Durante a revolta, os poderes do governo seriam colocados nas mãos dos que acreditam na supremacia da Torá sobre a democracia.
Os primeiros atos após o golpe seriam a nomeação de um rei e o restabelecimento do Reino bíblico da Judéia, que se conduziria apenas pela Halachá [lei religiosa judaica] . No primeiro estágio, todos os árabes e não judeus seriam advertidos a sair imediatamente do território do Reino. Numa segunda etapa, todos que se recusassem a sair, incluindo mulheres e crianças, seriam mortos. Não há lugar para não judeus na terra sagrada da Judéia.
Qualquer similaridade com as leis aplicadas pelo califado do Estado Islâmico não é mera coincidência. Isso ocorre quando a religião é tomada por extremistas, tornando-se uma ferramenta messiânica.

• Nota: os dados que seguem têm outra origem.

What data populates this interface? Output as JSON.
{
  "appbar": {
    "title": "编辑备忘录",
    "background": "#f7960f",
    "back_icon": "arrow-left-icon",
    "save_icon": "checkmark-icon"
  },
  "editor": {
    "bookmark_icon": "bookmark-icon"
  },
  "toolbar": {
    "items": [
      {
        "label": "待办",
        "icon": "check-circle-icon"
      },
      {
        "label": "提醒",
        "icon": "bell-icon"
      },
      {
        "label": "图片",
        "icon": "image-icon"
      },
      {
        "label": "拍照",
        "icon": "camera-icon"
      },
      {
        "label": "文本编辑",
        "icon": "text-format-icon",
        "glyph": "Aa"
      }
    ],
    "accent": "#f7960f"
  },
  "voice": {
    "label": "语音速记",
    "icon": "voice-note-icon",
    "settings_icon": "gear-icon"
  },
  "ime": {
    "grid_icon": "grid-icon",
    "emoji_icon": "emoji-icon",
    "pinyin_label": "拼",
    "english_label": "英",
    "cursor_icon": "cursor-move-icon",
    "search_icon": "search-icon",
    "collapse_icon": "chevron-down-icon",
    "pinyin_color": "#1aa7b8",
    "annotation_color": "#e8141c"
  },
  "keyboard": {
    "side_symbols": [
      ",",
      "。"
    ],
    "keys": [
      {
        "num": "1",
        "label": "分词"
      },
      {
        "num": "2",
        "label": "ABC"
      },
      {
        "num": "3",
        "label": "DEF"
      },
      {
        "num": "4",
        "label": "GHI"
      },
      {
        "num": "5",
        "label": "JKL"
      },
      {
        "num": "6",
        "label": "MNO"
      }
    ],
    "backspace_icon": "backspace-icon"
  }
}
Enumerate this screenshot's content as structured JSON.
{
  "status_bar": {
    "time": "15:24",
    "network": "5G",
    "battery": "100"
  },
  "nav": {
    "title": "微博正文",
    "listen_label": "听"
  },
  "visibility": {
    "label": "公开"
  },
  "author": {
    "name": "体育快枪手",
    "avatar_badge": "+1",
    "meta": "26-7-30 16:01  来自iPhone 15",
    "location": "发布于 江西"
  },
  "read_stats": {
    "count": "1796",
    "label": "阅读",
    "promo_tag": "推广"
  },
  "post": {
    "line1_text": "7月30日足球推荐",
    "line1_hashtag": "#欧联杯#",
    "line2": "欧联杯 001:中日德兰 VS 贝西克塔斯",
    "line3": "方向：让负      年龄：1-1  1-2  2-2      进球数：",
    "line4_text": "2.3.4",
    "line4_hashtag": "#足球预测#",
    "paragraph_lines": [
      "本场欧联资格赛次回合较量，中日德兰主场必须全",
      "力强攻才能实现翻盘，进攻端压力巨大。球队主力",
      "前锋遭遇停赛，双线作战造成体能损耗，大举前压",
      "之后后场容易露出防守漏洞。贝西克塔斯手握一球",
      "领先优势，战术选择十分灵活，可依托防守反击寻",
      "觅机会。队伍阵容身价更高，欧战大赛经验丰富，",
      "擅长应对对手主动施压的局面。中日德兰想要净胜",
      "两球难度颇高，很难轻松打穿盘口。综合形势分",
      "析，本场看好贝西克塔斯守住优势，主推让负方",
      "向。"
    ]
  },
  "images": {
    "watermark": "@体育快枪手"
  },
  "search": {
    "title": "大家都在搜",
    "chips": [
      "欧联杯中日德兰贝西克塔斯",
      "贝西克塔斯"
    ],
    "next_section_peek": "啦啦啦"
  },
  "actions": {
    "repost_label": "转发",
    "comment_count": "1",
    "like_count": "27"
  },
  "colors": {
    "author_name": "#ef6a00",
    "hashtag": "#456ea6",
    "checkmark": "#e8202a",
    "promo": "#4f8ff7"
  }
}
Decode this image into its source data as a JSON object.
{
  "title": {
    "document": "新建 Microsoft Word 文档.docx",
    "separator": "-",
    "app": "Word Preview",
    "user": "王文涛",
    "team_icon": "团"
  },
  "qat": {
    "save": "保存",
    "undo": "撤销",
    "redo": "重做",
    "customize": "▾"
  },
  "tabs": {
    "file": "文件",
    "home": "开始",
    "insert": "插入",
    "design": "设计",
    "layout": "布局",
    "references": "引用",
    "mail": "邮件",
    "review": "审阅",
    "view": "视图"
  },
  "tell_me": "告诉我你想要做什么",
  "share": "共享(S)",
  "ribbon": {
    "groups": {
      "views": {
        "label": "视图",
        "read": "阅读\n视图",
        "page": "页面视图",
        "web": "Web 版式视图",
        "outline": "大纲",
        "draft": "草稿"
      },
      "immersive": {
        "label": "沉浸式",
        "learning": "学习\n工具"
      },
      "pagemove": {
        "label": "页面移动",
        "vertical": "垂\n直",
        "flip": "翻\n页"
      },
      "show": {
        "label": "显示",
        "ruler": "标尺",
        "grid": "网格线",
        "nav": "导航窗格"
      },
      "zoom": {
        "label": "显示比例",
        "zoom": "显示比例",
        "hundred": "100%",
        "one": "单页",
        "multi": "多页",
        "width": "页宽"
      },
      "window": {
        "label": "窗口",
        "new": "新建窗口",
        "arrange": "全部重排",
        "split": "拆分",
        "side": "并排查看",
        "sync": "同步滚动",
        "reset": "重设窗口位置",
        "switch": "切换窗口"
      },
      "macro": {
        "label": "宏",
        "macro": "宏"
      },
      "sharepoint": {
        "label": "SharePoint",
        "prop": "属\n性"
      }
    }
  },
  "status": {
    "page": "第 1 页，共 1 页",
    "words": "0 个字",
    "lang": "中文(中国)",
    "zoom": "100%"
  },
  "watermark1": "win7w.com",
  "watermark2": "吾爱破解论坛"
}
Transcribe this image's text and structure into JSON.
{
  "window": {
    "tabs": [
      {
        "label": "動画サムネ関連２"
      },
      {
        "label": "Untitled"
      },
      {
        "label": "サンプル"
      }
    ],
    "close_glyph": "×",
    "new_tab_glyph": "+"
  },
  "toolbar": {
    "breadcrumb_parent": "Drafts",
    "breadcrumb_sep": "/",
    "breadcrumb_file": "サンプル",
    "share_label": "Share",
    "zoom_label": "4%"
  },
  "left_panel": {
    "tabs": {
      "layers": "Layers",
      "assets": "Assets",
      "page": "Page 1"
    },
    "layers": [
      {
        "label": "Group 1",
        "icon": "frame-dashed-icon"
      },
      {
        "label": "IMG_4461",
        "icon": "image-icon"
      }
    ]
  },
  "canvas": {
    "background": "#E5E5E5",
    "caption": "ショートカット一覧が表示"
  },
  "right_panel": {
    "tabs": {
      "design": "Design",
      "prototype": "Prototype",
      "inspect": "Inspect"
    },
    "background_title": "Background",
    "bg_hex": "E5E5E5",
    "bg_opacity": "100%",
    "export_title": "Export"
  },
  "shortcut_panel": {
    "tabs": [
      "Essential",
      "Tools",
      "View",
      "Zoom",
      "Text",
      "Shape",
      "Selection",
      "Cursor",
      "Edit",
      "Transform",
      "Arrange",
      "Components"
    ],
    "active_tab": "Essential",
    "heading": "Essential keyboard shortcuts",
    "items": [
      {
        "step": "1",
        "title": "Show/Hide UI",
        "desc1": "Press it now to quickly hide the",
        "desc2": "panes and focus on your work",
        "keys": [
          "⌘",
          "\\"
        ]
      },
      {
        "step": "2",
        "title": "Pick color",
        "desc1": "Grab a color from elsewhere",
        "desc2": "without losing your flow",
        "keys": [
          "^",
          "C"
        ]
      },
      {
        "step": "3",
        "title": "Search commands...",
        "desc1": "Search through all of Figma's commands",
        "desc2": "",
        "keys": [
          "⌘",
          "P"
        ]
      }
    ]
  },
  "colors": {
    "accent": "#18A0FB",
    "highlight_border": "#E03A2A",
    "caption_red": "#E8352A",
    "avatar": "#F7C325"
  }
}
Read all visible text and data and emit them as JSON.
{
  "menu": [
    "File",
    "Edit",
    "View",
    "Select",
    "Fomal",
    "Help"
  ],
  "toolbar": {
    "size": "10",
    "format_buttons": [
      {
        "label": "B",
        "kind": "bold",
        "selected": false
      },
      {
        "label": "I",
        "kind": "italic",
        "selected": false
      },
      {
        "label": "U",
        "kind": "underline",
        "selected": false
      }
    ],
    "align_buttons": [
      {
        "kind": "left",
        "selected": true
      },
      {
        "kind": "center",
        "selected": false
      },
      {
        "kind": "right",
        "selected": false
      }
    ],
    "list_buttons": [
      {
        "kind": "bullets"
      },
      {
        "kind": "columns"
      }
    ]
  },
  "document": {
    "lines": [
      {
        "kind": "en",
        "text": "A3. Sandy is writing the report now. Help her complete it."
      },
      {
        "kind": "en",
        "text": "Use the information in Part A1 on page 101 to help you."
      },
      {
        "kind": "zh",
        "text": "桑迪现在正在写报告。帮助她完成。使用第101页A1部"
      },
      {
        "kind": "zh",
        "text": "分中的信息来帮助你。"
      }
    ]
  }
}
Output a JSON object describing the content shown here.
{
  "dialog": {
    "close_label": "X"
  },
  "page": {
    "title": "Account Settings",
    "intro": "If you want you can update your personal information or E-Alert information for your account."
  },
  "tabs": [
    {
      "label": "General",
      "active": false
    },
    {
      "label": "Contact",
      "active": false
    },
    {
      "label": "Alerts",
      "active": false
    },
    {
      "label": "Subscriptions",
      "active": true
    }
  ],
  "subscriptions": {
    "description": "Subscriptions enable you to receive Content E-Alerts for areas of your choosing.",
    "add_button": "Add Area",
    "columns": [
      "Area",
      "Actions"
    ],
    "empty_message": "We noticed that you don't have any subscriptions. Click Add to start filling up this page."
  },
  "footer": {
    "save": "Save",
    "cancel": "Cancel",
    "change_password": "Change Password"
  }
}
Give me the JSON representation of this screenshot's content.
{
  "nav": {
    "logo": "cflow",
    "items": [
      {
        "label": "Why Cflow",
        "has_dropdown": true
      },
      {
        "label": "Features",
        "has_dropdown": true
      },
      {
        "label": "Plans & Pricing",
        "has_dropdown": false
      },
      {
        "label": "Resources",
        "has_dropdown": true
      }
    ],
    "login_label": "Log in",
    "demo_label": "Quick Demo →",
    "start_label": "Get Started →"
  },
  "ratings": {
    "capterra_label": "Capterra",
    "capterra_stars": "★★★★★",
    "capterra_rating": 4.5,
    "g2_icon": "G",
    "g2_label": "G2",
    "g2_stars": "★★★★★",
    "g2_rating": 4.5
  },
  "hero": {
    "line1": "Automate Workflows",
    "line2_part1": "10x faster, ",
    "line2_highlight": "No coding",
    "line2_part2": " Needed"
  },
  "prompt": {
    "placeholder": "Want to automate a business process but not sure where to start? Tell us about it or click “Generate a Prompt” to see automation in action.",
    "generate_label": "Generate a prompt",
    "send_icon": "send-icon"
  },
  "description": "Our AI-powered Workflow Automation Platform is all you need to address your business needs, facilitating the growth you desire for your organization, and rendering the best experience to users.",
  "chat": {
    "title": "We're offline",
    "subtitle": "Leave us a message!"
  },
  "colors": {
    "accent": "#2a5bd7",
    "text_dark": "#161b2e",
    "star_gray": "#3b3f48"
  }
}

Uma intensa investigação do Shin Bet e da polícia finalmente desvendou o caso e revelou o que agora é chamado de “Grupo da Revolta”. Os seus membros, algumas dezenas de jovens, entre 15 e 24 anos, se autointitulam “Givonim” (“Jovens das Colinas”).
Eles são os responsáveis pelo assassinato chocante da família Dawabsha no vilarejo de Duma, Cisjordânia, em 31|07|2015. Três membros da família foram queimados até a morte enquanto dormiam. Ali (18 meses) e seus pais, Riham e Saad. O filho Mohammed, 4, foi o único que sobreviveu ao inferno.
Em 3 de janeiro, Amiram Ben Uliel, 21, de Jerusalém, foi incriminado por triplo assassinato. Conforme a acusação, Ben Uliel jogou um coquetel Molotov dentro da casa da família, após ter grafitado as paredes. Depois, fugiu pela escuridão e caminhou 10 quilômetros, a mesma distância que tinha andado para chegar lá. Outro jovem foi também indiciado por envolvimento no atentado.
Junto com os dois, outros seis suspeitos foram detidos, levando ao esclarecimento de uma série de atos violentos contra árabes, realizados nos últimos dois anos por membros da célula.
O assassinato em Duma foi o primeiro ataque da série que levou a perda de vidas humanas. Como consequência, o Shin Bet acordou. O procurador-geral autorizou o uso de “métodos especiais” pelos serviços de segurança, pela primeira vez contra judeus, passando a realizar detenções administrativas e a aplicar métodos duros contra terroristas judeus. Antes disto, na investigações de judeus israelenses não era permitido o uso de tais medidas. Já o terrorismo árabe era investigado de acordo com regras totalmente diferentes.
Num outro artigo para o Al-Monitor, fiz um quadro geral dos outposts [postos avançados ilegais de assentamentos] no Vale de Shiló. Minha interpretação era de que tais postos avançados poderiam ter gestado os assassinos da família Dawabsha em Duma. A hipótese se provou verdadeira.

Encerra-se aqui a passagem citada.